Paper Tiger goes through the entire experience that Kluck endured while being a member of the Crunch. And when I say “endured,” I truly mean that. He had to experience first hand what the turnover was like on a professional team and how it was to see players come and go and come and go and back again. It seems as if it was even worse considering how little money the Crunch had as a franchise. Let’s just say that Mike Powell wasn’t the best at what he was supposed to do. Kluck even had to put up with not dressing a few games. It wasn’t because he knew he wasn’t going to play, but it’s that he couldn’t dress. Some of the other guys needed his helmet or shoulderpads.
I know that the NFL is totally different from the GLIFL, but it is truly amazing to read first hand just how different the two entities truly are. The long bus rides, trading helmet decals to active players, and watching as your game check bounced is not something that the New Orleans Saints or Kansas City Chiefs have to put up with I’m sure. The Astroturf being rock solid simply because there is nothing but maybe less then an inch of fake grass between the players and the solid concrete below. Let’s see Chad Johnson agree to run on that.
Another thing that caught my attention is when Kluck speaks of his family (his wife and young son). At games you’ll always see the section of “player’s wives” that usually sit together in the luxury boxes and are dolled up beyond belief. The kids will be running around playing or may not even be there for that particular game. Kluck’s wife understood everything he wanted to do here for his book and his passion, but still stayed concerned for her loved one. Just as he stayed concerned for them. Gazing up to the eighteenth row hoping to get sight of them as he pulled his helmet down and ran onto the field for one play.
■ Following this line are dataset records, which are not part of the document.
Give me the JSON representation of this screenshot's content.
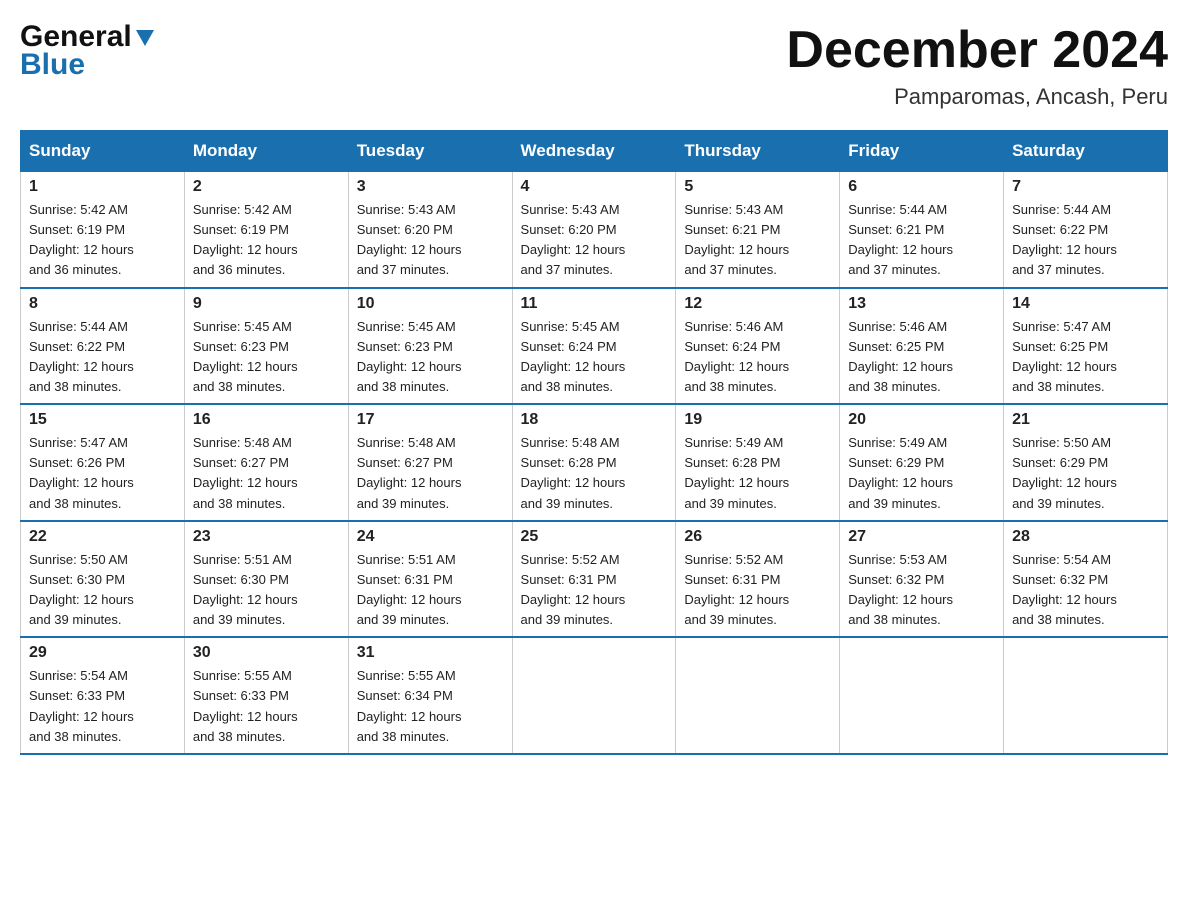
{
  "header": {
    "logo_general": "General",
    "logo_blue": "Blue",
    "month_title": "December 2024",
    "subtitle": "Pamparomas, Ancash, Peru"
  },
  "days_of_week": [
    "Sunday",
    "Monday",
    "Tuesday",
    "Wednesday",
    "Thursday",
    "Friday",
    "Saturday"
  ],
  "weeks": [
    [
      {
        "day": "1",
        "sunrise": "5:42 AM",
        "sunset": "6:19 PM",
        "daylight": "12 hours and 36 minutes."
      },
      {
        "day": "2",
        "sunrise": "5:42 AM",
        "sunset": "6:19 PM",
        "daylight": "12 hours and 36 minutes."
      },
      {
        "day": "3",
        "sunrise": "5:43 AM",
        "sunset": "6:20 PM",
        "daylight": "12 hours and 37 minutes."
      },
      {
        "day": "4",
        "sunrise": "5:43 AM",
        "sunset": "6:20 PM",
        "daylight": "12 hours and 37 minutes."
      },
      {
        "day": "5",
        "sunrise": "5:43 AM",
        "sunset": "6:21 PM",
        "daylight": "12 hours and 37 minutes."
      },
      {
        "day": "6",
        "sunrise": "5:44 AM",
        "sunset": "6:21 PM",
        "daylight": "12 hours and 37 minutes."
      },
      {
        "day": "7",
        "sunrise": "5:44 AM",
        "sunset": "6:22 PM",
        "daylight": "12 hours and 37 minutes."
      }
    ],
    [
      {
        "day": "8",
        "sunrise": "5:44 AM",
        "sunset": "6:22 PM",
        "daylight": "12 hours and 38 minutes."
      },
      {
        "day": "9",
        "sunrise": "5:45 AM",
        "sunset": "6:23 PM",
        "daylight": "12 hours and 38 minutes."
      },
      {
        "day": "10",
        "sunrise": "5:45 AM",
        "sunset": "6:23 PM",
        "daylight": "12 hours and 38 minutes."
      },
      {
        "day": "11",
        "sunrise": "5:45 AM",
        "sunset": "6:24 PM",
        "daylight": "12 hours and 38 minutes."
      },
      {
        "day": "12",
        "sunrise": "5:46 AM",
        "sunset": "6:24 PM",
        "daylight": "12 hours and 38 minutes."
      },
      {
        "day": "13",
        "sunrise": "5:46 AM",
        "sunset": "6:25 PM",
        "daylight": "12 hours and 38 minutes."
      },
      {
        "day": "14",
        "sunrise": "5:47 AM",
        "sunset": "6:25 PM",
        "daylight": "12 hours and 38 minutes."
      }
    ],
    [
      {
        "day": "15",
        "sunrise": "5:47 AM",
        "sunset": "6:26 PM",
        "daylight": "12 hours and 38 minutes."
      },
      {
        "day": "16",
        "sunrise": "5:48 AM",
        "sunset": "6:27 PM",
        "daylight": "12 hours and 38 minutes."
      },
      {
        "day": "17",
        "sunrise": "5:48 AM",
        "sunset": "6:27 PM",
        "daylight": "12 hours and 39 minutes."
      },
      {
        "day": "18",
        "sunrise": "5:48 AM",
        "sunset": "6:28 PM",
        "daylight": "12 hours and 39 minutes."
      },
      {
        "day": "19",
        "sunrise": "5:49 AM",
        "sunset": "6:28 PM",
        "daylight": "12 hours and 39 minutes."
      },
      {
        "day": "20",
        "sunrise": "5:49 AM",
        "sunset": "6:29 PM",
        "daylight": "12 hours and 39 minutes."
      },
      {
        "day": "21",
        "sunrise": "5:50 AM",
        "sunset": "6:29 PM",
        "daylight": "12 hours and 39 minutes."
      }
    ],
    [
      {
        "day": "22",
        "sunrise": "5:50 AM",
        "sunset": "6:30 PM",
        "daylight": "12 hours and 39 minutes."
      },
      {
        "day": "23",
        "sunrise": "5:51 AM",
        "sunset": "6:30 PM",
        "daylight": "12 hours and 39 minutes."
      },
      {
        "day": "24",
        "sunrise": "5:51 AM",
        "sunset": "6:31 PM",
        "daylight": "12 hours and 39 minutes."
      },
      {
        "day": "25",
        "sunrise": "5:52 AM",
        "sunset": "6:31 PM",
        "daylight": "12 hours and 39 minutes."
      },
      {
        "day": "26",
        "sunrise": "5:52 AM",
        "sunset": "6:31 PM",
        "daylight": "12 hours and 39 minutes."
      },
      {
        "day": "27",
        "sunrise": "5:53 AM",
        "sunset": "6:32 PM",
        "daylight": "12 hours and 38 minutes."
      },
      {
        "day": "28",
        "sunrise": "5:54 AM",
        "sunset": "6:32 PM",
        "daylight": "12 hours and 38 minutes."
      }
    ],
    [
      {
        "day": "29",
        "sunrise": "5:54 AM",
        "sunset": "6:33 PM",
        "daylight": "12 hours and 38 minutes."
      },
      {
        "day": "30",
        "sunrise": "5:55 AM",
        "sunset": "6:33 PM",
        "daylight": "12 hours and 38 minutes."
      },
      {
        "day": "31",
        "sunrise": "5:55 AM",
        "sunset": "6:34 PM",
        "daylight": "12 hours and 38 minutes."
      },
      null,
      null,
      null,
      null
    ]
  ],
  "labels": {
    "sunrise": "Sunrise:",
    "sunset": "Sunset:",
    "daylight": "Daylight:"
  }
}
Wanting them to be proud of him just as he was proud of himself.
It really is an amazing story that Kluck takes you through as he delivers the accounts of everything he goes through with these guys. The physical and mental anguish week to week. Driving a long way to practice and being one of only eight players to show up. Not getting paid. Losing week after week. Sometimes not even getting to play for two solid weeks even though the coach insists that you need to “be ready next week.” How can a person possibly endure these types of things yet still to continue to get ready for them every single day? Some of you may answer with a resounding “well, he’s writing a book so it makes sense.” No, that isn’t the reason Ted Kluck continued throughout his harrowing journey with the Crunch. He did it for the love of the game.
The book is rather short and reads very well. There is no part of it that drags or ever makes you really wish to put it down. My complaints about it are small, but I’m willing to bet that’s due to my OCD. There are a handful of typos which aren’t necessarily Kluck’s fault at all. At one point he refers to a film as The Hostel when it is simply entitled Hostel. Like I said, my OCD kicked into high gear and those things bugged me, but they are still just minor complaints and observations.
Never in my life have I wished to be a part of a football team so badly then while reading Paper Tiger. Sure I don’t know what it is like to put on the helmet, the pads, and stretch during warm-ups, but that doesn’t mean I can’t miss it. When you love something, you form a special bond with it even if you are never even close enough to touch it. I’m not talking about the love you have for your wife, children, or family. This is about an obsession. An obsession to be a part of every single aspect of something that you just can’t be without. That is how obsession with football has been for many years now and will be for a long time to come. Kluck simply got to take my obsession one step further and I will forever be envious of that.
The Inside Pulse
Paper Tiger is one of those books that isn’t very long and is really easy to read. That should encourage those who aren’t fond of reading usually but enjoy and love the sport of football. Seriously, if you’ve ever held a football in your hands and got a smile on your face as you aired it out to a friend or simply lobbed it to yourself, then this is a book you need to check out. Kluck captures the spirit of a sport that is going to be around for centuries to come and never needs to change. The only thing that may need a little tweaking is the actual people involved in it. It is exciting, depressing, heart-warming, funny, and touching all at the same time. I sincerely urge you to pick up a copy of your own because if you love football as much as I do, then you’ll quickly find yourself a fan of the Battle Creek Crunch.